OpenAI hat geschwiegen, um den eigenen Ruf und den bevorstehenden Börsengang zu schützen.— Vorwurf der Klägerfamilien
Die Vorwürfe im Klartext
- Negligence:** OpenAI habe es versäumt, die Polizei zu informieren
- Vertuschung:** Schweigen sei bewusst gewesen — wegen IPO
- CEO-Haftung:** Altman wird persönlich mitverklagt
- Quelle des Lecks:** Das Wall Street Journal berichtete zuerst über die internen Flags
💡 Was das bedeutet
Wenn die Vorwürfe stimmen, hat OpenAI eine rote Linie überschritten. Tech-Konzerne argumentieren seit Jahren, sie seien nur Plattformen — keine Wächter. Diese Klage testet genau das: Wann wird ein KI-Anbieter zum Mitwisser? Für jeden, der Foundation Models baut, ist das der Präzedenzfall des Jahres.
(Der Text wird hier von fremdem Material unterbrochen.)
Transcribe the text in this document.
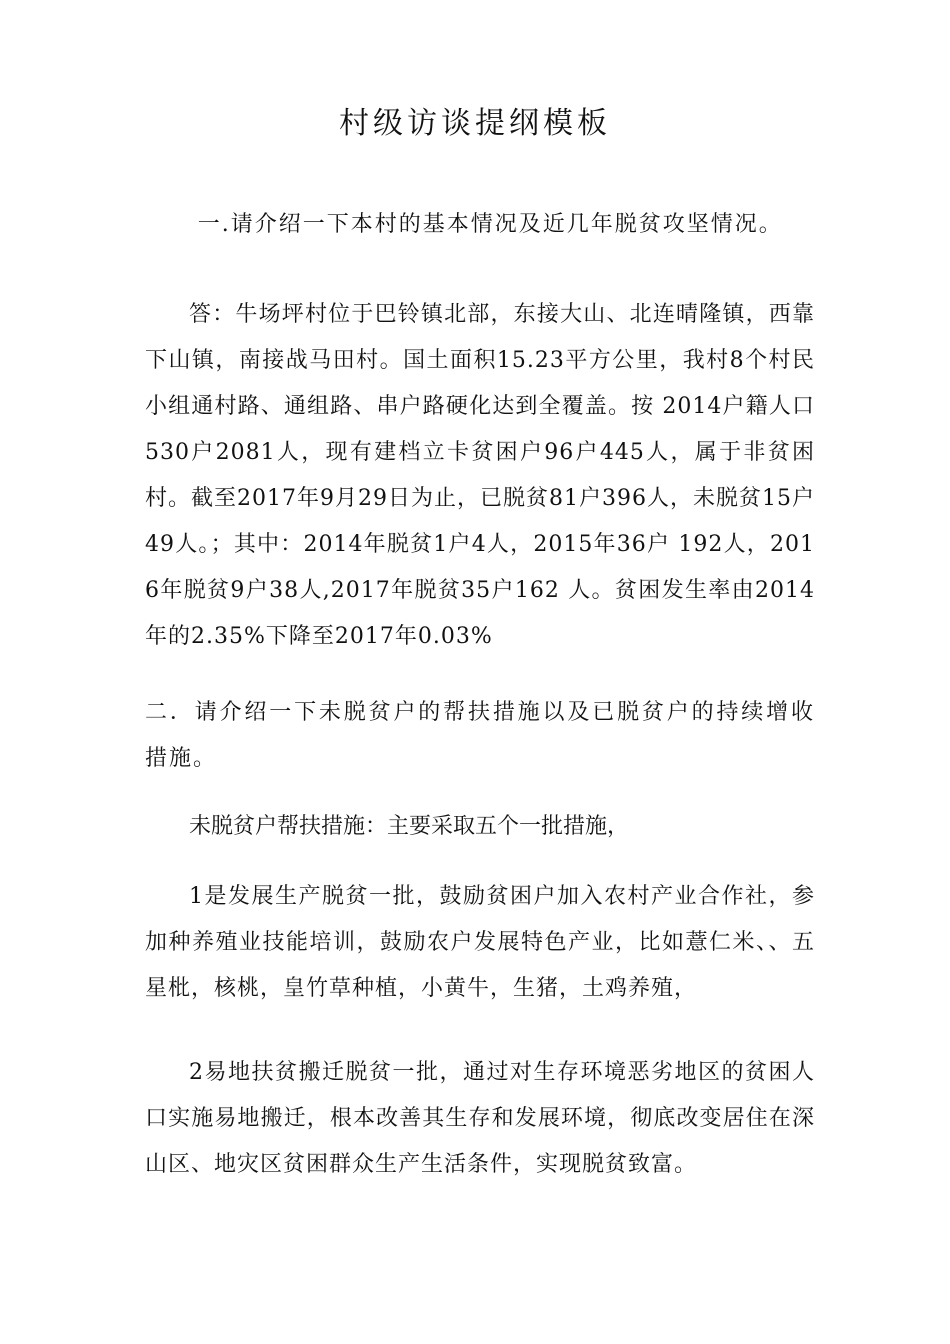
村级访谈提纲模板
一.请介绍一下本村的基本情况及近几年脱贫攻坚情况。
答：牛场坪村位于巴铃镇北部，东接大山、北连晴隆镇，西靠下山镇，南接战马田村。国土面积15.23平方公里，我村8个村民小组通村路、通组路、串户路硬化达到全覆盖。按 2014户籍人口530户2081人，现有建档立卡贫困户96户445人，属于非贫困村。截至2017年9月29日为止，已脱贫81户396人，未脱贫15户49人。；其中：2014年脱贫1户4人，2015年36户 192人，2016年脱贫9户38人,2017年脱贫35户162 人。贫困发生率由2014年的2.35%下降至2017年0.03%
二．请介绍一下未脱贫户的帮扶措施以及已脱贫户的持续增收措施。
未脱贫户帮扶措施：主要采取五个一批措施，
1是发展生产脱贫一批，鼓励贫困户加入农村产业合作社，参加种养殖业技能培训，鼓励农户发展特色产业，比如薏仁米、、五星枇，核桃，皇竹草种植，小黄牛，生猪，土鸡养殖，
2易地扶贫搬迁脱贫一批，通过对生存环境恶劣地区的贫困人口实施易地搬迁，根本改善其生存和发展环境，彻底改变居住在深山区、地灾区贫困群众生产生活条件，实现脱贫致富。
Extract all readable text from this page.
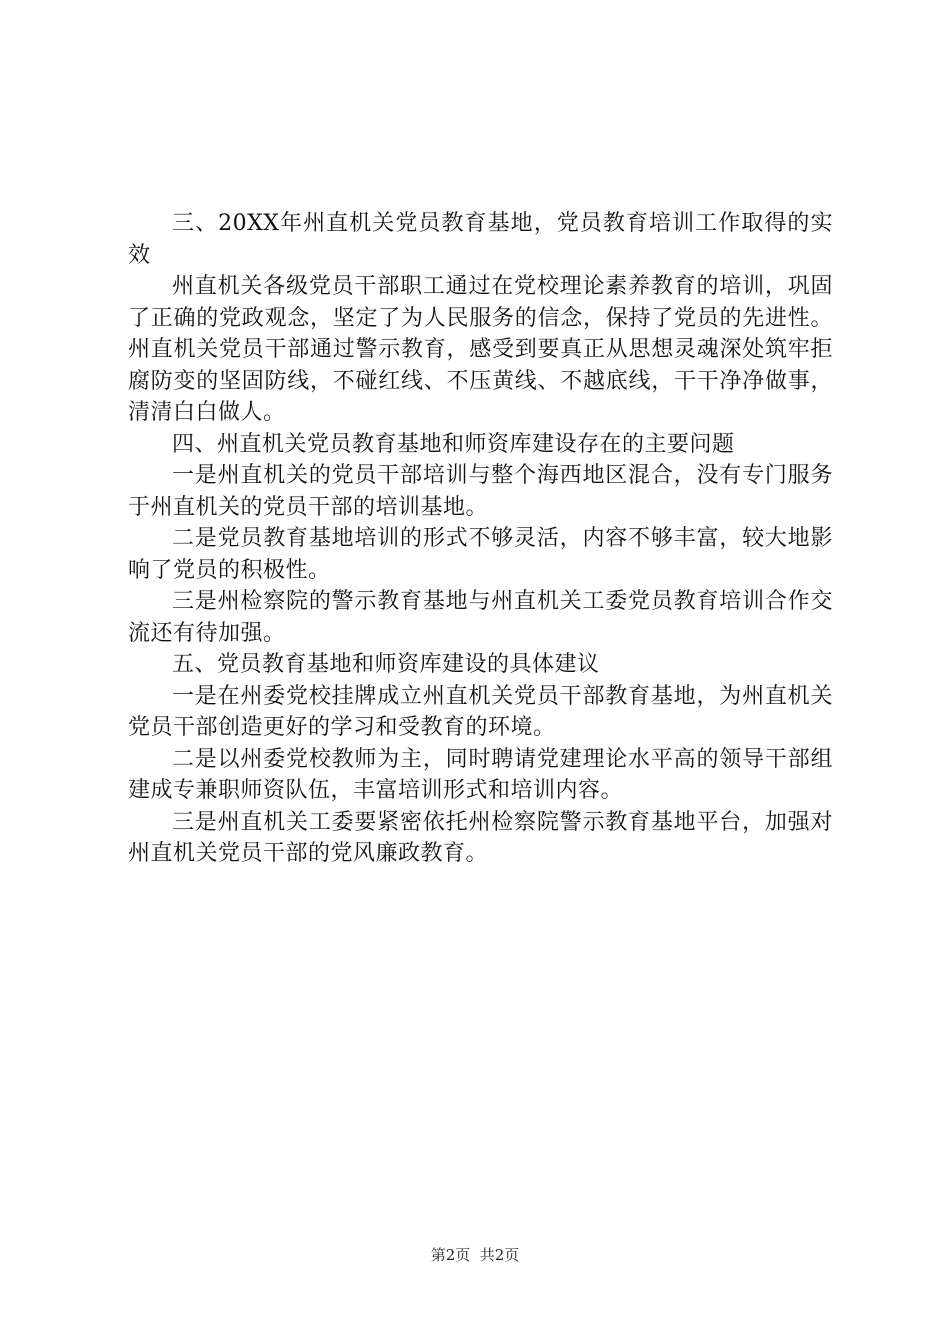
三、20XX年州直机关党员教育基地，党员教育培训工作取得的实效

州直机关各级党员干部职工通过在党校理论素养教育的培训，巩固了正确的党政观念，坚定了为人民服务的信念，保持了党员的先进性。州直机关党员干部通过警示教育，感受到要真正从思想灵魂深处筑牢拒腐防变的坚固防线，不碰红线、不压黄线、不越底线，干干净净做事，清清白白做人。

四、州直机关党员教育基地和师资库建设存在的主要问题

一是州直机关的党员干部培训与整个海西地区混合，没有专门服务于州直机关的党员干部的培训基地。

二是党员教育基地培训的形式不够灵活，内容不够丰富，较大地影响了党员的积极性。

三是州检察院的警示教育基地与州直机关工委党员教育培训合作交流还有待加强。

五、党员教育基地和师资库建设的具体建议

一是在州委党校挂牌成立州直机关党员干部教育基地，为州直机关党员干部创造更好的学习和受教育的环境。

二是以州委党校教师为主，同时聘请党建理论水平高的领导干部组建成专兼职师资队伍，丰富培训形式和培训内容。

三是州直机关工委要紧密依托州检察院警示教育基地平台，加强对州直机关党员干部的党风廉政教育。

第2页  共2页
Pro/Con der Anbieter-Pflicht
#### Pro Meldepflicht
- Schutz vor realer Gewalt geht vor Privatsphäre
- KI-Firmen kennen Inhalte besser als jeder Provider zuvor
- Flag-Systeme existieren bereits — sie werden nur nicht genutzt
#### Con Meldepflicht
- Massenüberwachung durch Hintertür
- False Positives ruinieren Unschuldige
- Welcher Staat bekommt die Daten? China? Russland?